How is this a binomial distribution when the trials are not independent

binomial distributionprobabilityprobability theory

I was trying to find solutions for this question:

Twenty percent of all telephones of a certain type are submitted for service
while under warranty. Of these, 60% can be repaired, whereas the other 40% must
be replaced with new units. If a company purchases 10 of these telephones, 
what is the probability that exactly two will end up being 
replaced under warranty?

After searching around I found this: solution. It uses the binomial formula to calculate P(X = 2).

A book on probability by Walpole states that the different Bernoulli trials of a Bernoulli process must be independent. But in this scenario, we're choosing 10 telephones from a lot and seeing if its defective. In essence, our Bernoulli trial is to purchase a telephone from the lot and the Bernoulli process is 10 such repeated trials.

But once we perform the trial once, the total quantity and either the quantity for defective pieces or non-defective pieces are changed. In essence, non-independent trials.

  1. How can we, then, apply the Binomial distribution here?
  2. Let's assume
    you & I have no knowledge of the Binomial formula.

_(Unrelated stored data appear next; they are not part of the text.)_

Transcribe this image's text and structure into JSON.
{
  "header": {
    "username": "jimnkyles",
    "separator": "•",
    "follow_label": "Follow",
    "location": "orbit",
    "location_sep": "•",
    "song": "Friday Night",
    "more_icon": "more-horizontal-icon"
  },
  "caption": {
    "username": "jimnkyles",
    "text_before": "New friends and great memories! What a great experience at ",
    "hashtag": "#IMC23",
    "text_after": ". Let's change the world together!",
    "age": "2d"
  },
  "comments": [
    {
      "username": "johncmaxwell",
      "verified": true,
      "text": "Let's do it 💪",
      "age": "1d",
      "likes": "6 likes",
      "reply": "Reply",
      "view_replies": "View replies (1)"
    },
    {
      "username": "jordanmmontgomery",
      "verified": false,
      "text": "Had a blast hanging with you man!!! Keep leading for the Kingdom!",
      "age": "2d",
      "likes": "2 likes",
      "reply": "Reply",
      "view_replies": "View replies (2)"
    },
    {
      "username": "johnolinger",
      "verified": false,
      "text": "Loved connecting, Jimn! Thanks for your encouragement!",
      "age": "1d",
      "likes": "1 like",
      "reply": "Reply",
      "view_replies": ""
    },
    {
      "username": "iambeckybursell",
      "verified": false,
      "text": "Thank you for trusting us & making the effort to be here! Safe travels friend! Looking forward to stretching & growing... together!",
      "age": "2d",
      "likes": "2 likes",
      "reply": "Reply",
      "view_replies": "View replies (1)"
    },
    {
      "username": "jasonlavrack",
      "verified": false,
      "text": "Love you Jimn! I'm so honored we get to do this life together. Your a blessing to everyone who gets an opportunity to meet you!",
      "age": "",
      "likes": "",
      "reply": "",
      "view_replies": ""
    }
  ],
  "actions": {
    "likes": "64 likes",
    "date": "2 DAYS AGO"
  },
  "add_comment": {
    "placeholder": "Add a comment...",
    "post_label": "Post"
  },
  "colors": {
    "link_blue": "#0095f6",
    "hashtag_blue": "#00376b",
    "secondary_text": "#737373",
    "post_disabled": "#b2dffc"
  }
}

What would be a
    more intuitive way of solving this problem through basic probability
    notions?

Best Answer

From the comments with some additions:

Your question boils down to the relationship between the binomial and hypergeometric distributions. Essentially the binomial distribution is the limit of the hypergeometric distribution when the number of successes and the number of failures in the whole population are both much larger than the sample size. In this case the probability that a draw will be a success or failure is only very weakly dependent on the previous outcomes. In this example this approximation would be quite accurate if, say, there are 10000 telephones out there and we are just examining 10 of them. In this case for example the probability that all 10 of them get replaced is $\frac{800}{10000} \cdot \frac{799}{9999} \cdot \dots \cdot \frac{791}{9991} \approx 1.01 \cdot 10^{-11}$ which is pretty close to $0.08^{10} \approx 1.07 \cdot 10^{-11}$.

Basically it is about intuition of the problem at hand: presumably there are way more than ~100 phones out there from this company.

That said, the caveat that I pointed out that both the number of successes and the number of failures need to be much larger than the sample size can be important, if you're considering an event which has very low or very high probability. Indeed in the example above, the relative error is about 5%, which happened because 800 is not that much larger than 10.